2. What solutions are available for this problem? Do you think they will be effective? Why or why not?

·       Because the whole issue of cyberspace and the problems and damage it can cause is quite new and is still on the rise, many things have not yet been internationally agreed on and many states take different measures. Cyber attacks can be prevented with two different types of measures: The first type intending to prevent states from carrying out cyber attacks and the second type being measures to increase security of the networks which have the highest risk of being attacked. Most states have laws regulating computer crimes done by individuals or non-state actors to hopefully prevent any cyber attacks but other states are not bound to any rules yet. They would only have to be aware of the reaction of the attacked country. Besides definitions of cyber warfare and information warfare and other important terms, an internationally agreed list of computer crimes or rules should therefore be established, maybe in combination with an organization monitoring the cyberspace, with large and serious consequences against states violating these rules.

 

·       In contrast, the strength of a security system is not always the most important part as the potential strength of attacks is steadily growing, sometimes it’s more important to take different measures.
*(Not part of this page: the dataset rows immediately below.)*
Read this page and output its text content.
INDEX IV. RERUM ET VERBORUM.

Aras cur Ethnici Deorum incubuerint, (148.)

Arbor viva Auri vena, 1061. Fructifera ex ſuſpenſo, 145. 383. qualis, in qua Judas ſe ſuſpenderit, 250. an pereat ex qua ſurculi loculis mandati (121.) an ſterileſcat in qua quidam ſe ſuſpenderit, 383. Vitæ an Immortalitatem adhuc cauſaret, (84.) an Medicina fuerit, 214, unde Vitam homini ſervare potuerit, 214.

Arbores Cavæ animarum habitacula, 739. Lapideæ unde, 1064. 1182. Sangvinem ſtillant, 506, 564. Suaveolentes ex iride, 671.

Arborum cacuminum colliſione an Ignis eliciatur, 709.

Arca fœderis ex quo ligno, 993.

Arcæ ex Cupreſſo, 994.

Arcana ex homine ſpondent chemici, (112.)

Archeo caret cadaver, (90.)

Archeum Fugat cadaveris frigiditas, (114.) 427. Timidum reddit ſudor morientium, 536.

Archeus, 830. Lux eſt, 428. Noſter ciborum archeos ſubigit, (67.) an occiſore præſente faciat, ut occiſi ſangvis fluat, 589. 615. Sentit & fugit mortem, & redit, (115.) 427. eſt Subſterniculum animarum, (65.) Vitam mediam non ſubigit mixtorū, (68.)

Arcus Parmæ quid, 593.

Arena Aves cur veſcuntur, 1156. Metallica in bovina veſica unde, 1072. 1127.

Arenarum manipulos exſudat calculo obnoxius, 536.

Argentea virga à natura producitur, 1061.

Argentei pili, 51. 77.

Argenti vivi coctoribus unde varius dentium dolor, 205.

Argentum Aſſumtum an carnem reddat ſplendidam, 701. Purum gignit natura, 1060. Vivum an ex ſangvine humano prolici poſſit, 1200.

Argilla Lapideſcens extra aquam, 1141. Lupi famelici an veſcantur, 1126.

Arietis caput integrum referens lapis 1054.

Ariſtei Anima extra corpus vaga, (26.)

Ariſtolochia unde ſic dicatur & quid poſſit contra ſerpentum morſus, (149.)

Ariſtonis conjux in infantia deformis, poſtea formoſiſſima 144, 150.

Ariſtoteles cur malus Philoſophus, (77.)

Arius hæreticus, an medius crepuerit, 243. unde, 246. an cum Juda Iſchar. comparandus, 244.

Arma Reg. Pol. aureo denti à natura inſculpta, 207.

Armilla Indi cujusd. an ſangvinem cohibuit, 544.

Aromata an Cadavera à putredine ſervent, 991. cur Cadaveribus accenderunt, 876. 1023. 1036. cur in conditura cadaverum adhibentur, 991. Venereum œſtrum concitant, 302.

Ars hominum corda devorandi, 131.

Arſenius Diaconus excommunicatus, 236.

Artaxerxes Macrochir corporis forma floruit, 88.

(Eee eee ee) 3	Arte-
Two very controversial ideas are the kill switch and the electrical wall. The kill switch could shut down the internet of certain areas, whether it is only concerning a company, a city or a whole country, in case of serious cyber attacks. The electrical wall intends to inspect every data package coming into the country’s network and compares it to known signatures and in case of a match do not let them through. Both these ideas can be very useful and even save lives, however, if used by the wrong person or government, they can violate basic human rights by censoring certain parts of the internet. Therefore such measures have to be evaluated very carefully and include certain restrictions. In general all states should consider their possibilities with care as the internet is a symbol for freedom and a state interfering with the internet could lead to protest of the civilians. Because the internet connects everyone worldwide, each state is equally affected. Cooperations between countries and international agreements could therefore prove very useful leaving only non-state actors as a possible cyber threat.